Don’t Assume It’s the Database

What I’m going to write today is pretty obvious. However, I can’t believe how often I get it wrong. When applications begin to have performance issues…what is the first thing you suspect? In many cases the immediate suspect is the database. What’s interesting to me is that the last few times I have been working with systems supported by SQL Server, the problem has not been the database engine.
There used to be a bit of a battle in companies where they have a dedicated DBA, SAN managers, and application managers. When things are not running smoothly, or customers are wanting to get more performance, each tends to look to the performance of another layer other than the one they are responsible for.

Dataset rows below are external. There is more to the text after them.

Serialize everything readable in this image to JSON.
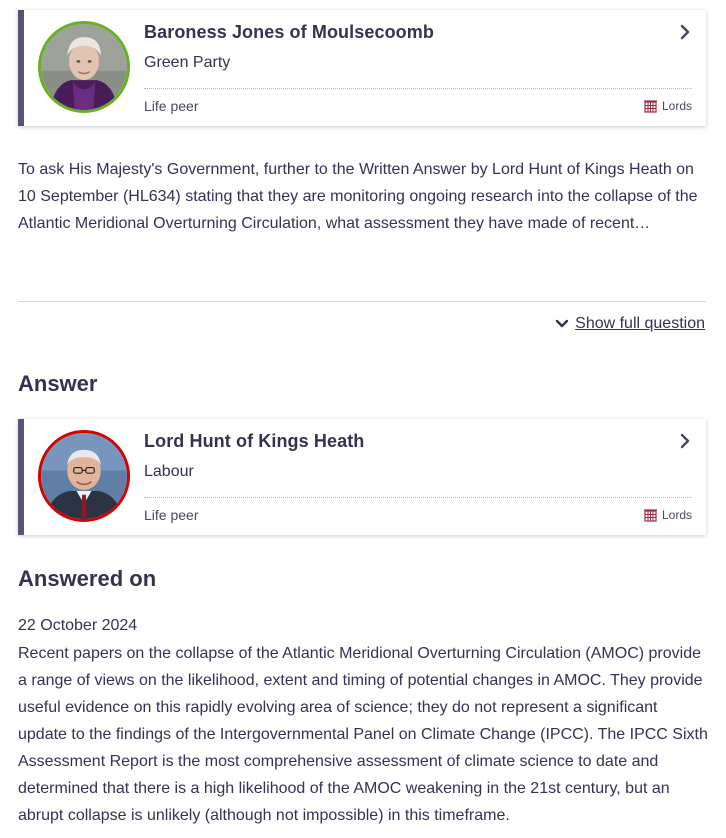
{
  "asker": {
    "name": "Baroness Jones of Moulsecoomb",
    "party": "Green Party",
    "member_type": "Life peer",
    "house": "Lords",
    "party_color": "#6ab023"
  },
  "question": {
    "text": "To ask His Majesty's Government, further to the Written Answer by Lord Hunt of Kings Heath on 10 September (HL634) stating that they are monitoring ongoing research into the collapse of the Atlantic Meridional Overturning Circulation, what assessment they have made of recent…",
    "show_full_label": "Show full question"
  },
  "answer_section": {
    "heading": "Answer"
  },
  "answerer": {
    "name": "Lord Hunt of Kings Heath",
    "party": "Labour",
    "member_type": "Life peer",
    "house": "Lords",
    "party_color": "#d50000"
  },
  "answered_on": {
    "heading": "Answered on",
    "date": "22 October 2024",
    "text": "Recent papers on the collapse of the Atlantic Meridional Overturning Circulation (AMOC) provide a range of views on the likelihood, extent and timing of potential changes in AMOC. They provide useful evidence on this rapidly evolving area of science; they do not represent a significant update to the findings of the Intergovernmental Panel on Climate Change (IPCC). The IPCC Sixth Assessment Report is the most comprehensive assessment of climate science to date and determined that there is a high likelihood of the AMOC weakening in the 21st century, but an abrupt collapse is unlikely (although not impossible) in this timeframe."
  },
  "colors": {
    "text": "#373151",
    "card_accent": "#585276",
    "lords_red": "#9e2b42"
  }
}
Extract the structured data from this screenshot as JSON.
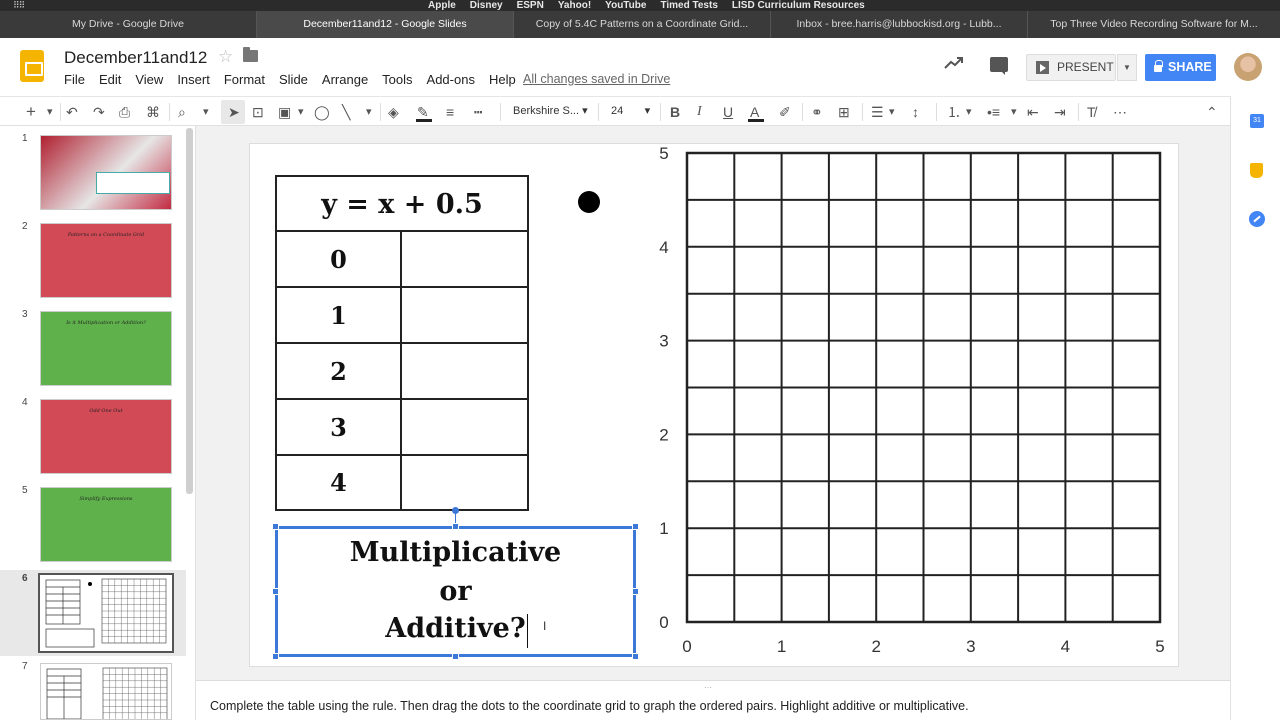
{
  "bookmarks": [
    "Apple",
    "Disney",
    "ESPN",
    "Yahoo!",
    "YouTube",
    "Timed Tests",
    "LISD Curriculum Resources"
  ],
  "tabs": [
    {
      "label": "My Drive - Google Drive"
    },
    {
      "label": "December11and12 - Google Slides"
    },
    {
      "label": "Copy of 5.4C Patterns on a Coordinate Grid..."
    },
    {
      "label": "Inbox - bree.harris@lubbockisd.org - Lubb..."
    },
    {
      "label": "Top Three Video Recording Software for M..."
    }
  ],
  "header": {
    "title": "December11and12",
    "menu": [
      "File",
      "Edit",
      "View",
      "Insert",
      "Format",
      "Slide",
      "Arrange",
      "Tools",
      "Add-ons",
      "Help"
    ],
    "saved_status": "All changes saved in Drive",
    "present_label": "PRESENT",
    "share_label": "SHARE"
  },
  "toolbar": {
    "font": "Berkshire S...",
    "font_size": "24"
  },
  "filmstrip": {
    "numbers": [
      "1",
      "2",
      "3",
      "4",
      "5",
      "6",
      "7"
    ],
    "slide_titles": [
      "",
      "Patterns on a Coordinate Grid",
      "Is it Multiplication or Addition?",
      "Odd One Out",
      "Simplify Expressions"
    ],
    "colors": [
      "#c1223a",
      "#d24a55",
      "#5fb14c",
      "#d24a55",
      "#5fb14c"
    ]
  },
  "slide": {
    "rule": "y = x + 0.5",
    "x_values": [
      "0",
      "1",
      "2",
      "3",
      "4"
    ],
    "question_lines": [
      "Multiplicative",
      "or",
      "Additive?"
    ]
  },
  "chart_data": {
    "type": "scatter",
    "x_ticks": [
      "0",
      "1",
      "2",
      "3",
      "4",
      "5"
    ],
    "y_ticks": [
      "0",
      "1",
      "2",
      "3",
      "4",
      "5"
    ],
    "xlim": [
      0,
      5
    ],
    "ylim": [
      0,
      5
    ],
    "grid": true,
    "grid_step": 0.5,
    "points": []
  },
  "notes": {
    "text": "Complete the table using the rule. Then drag the dots to the coordinate grid to graph the ordered pairs. Highlight additive or multiplicative."
  }
}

It’s an easy out to blame another subsystem. What’s harder is to track the real bottleneck(s). If you application is not well instrumented, tracking down where things are slow can be difficult. You can look for problems at a high level. I once experienced an application that had many features working quite nicely. However, on feature was pretty much not working at all. The immediate thought was that there were blocking or deadlock issues in the database.
With a little sleuthing, our network administrator discovered that the web server CPU utilization was near 100 percent. It turned out that a security application had gone haywire and was consuming most of the server capacity. For some reason, this directly impacted one feature of our application. Restarting the security daemon fixed the whole problem. There were database problems, but they were downstream of the root cause.
In short, when things go wrong…don’t just blame the database.